Ameisen
Frustriert legte sie ihre Gitarre beiseite. “So wird das nichts“, murrte sie und verschränkte die Arme vor ihrer Brust, “Egal welche Melodie ich schreibe, irgendwer hat sie schon einmal benutzt. Ich will nicht zum Einheitsbrei gehören oder als Diebin abgestempelt werden. Wenn das so weitergeht, werde ich mich selbst verlieren, so wie viele andere vor mir. Der Hunger des Mobs nach Neuem laugt aus. Warum muss ich andere kopieren, wenn ich will, dass mehr als drei Leute hinhören?“
Sie stand auf und trat aus ihrem Büro hinaus, ins Wohnzimmer und starrte aus dem Fenster, um den Kopf freizukriegen. Sie lebte in einem kleinen Apartment in einem Hochhaus, alle Wohnungen hatten die gleiche Raumaufteilung, viele sogar die gleiche Möblierung. Ihr gefiel das nicht, doch mehr konnte sie sich im Moment nicht leisten, deshalb wohnte sie hier.
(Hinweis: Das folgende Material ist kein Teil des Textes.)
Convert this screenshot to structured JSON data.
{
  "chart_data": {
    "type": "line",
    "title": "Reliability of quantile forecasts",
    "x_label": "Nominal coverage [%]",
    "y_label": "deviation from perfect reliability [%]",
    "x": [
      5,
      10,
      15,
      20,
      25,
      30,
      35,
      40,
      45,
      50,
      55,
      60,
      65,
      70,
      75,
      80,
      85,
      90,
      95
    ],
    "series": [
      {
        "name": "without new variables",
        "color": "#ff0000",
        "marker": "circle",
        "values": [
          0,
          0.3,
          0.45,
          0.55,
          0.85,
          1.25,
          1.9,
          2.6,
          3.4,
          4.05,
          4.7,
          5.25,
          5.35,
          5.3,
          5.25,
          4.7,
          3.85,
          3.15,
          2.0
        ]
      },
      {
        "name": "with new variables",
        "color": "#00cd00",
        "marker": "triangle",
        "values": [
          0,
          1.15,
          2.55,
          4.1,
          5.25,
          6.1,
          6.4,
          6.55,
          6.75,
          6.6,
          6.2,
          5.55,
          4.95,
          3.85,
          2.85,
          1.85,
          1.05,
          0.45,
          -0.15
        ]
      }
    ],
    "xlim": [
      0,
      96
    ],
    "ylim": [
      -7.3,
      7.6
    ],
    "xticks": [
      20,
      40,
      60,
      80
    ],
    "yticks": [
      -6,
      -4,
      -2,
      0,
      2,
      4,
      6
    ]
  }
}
Auf der anderen Seite der Glasscheibe nistete ein Vogelpaar, in den oberen Ästen des Baumes vor dem Haus. Sie seufzte wehmütig. “Wäre ich bloß Untermieter bei einem Baum, da müsste ich mich nicht beschweren, dass alle Wohnungen gleich aussehen. Ich hasse diese Gleichförmigkeit, wie können Menschen nur so leben? Alles gleich, alles grau, alles langweilig und einheitlich.“
Ihre rechte Hand legte sie an das kühle Glas und sah in den wolkenverhangenen Himmel. “Hast du nicht auch genug davon, Himmel? Ich meine, du musst dir die Menschen ansehen, wie sie immer mehr ihre Individualität verlieren und langweilig werden. Warum machen alle das gleiche, mögen alle die gleichen Dinge, lachen alle über dieselben Witze und reden in derselben Tonlage? In welcher Hinsicht ist das Leben? Wenn das Leben genannt werden kann, hätten sie auch als Ameisen geboren werden können, Ameisen, die alle gleich und in Reih´ und Glied ordentlich hintereinander her krabbeln und arbeiten, arbeiten, arbeiten! So wie es alle anderen tun.“
Einige Sekunden schwieg sie, dann drehte sie sich um. “Ich verstehe. Vielleicht sollte ich nicht versuchen, Musik zu schreiben, die allen gefällt, sondern Musik, die mir gefällt. Es ist meine Musik. Kein Verlust meiner Identität, von diesen Leuten gibt es schon genug auf der Welt. Viel zu viele.“
Während sie in ihr Büro zurückkehrte, summte sie eine Melodie, die ihr just in dem Moment in den Sinn gekommen war. Ihre Lippen verzogen sich zu einem Lächeln. “Perfekt“, murmelte sie, als sie nach ihrer Gitarre griff.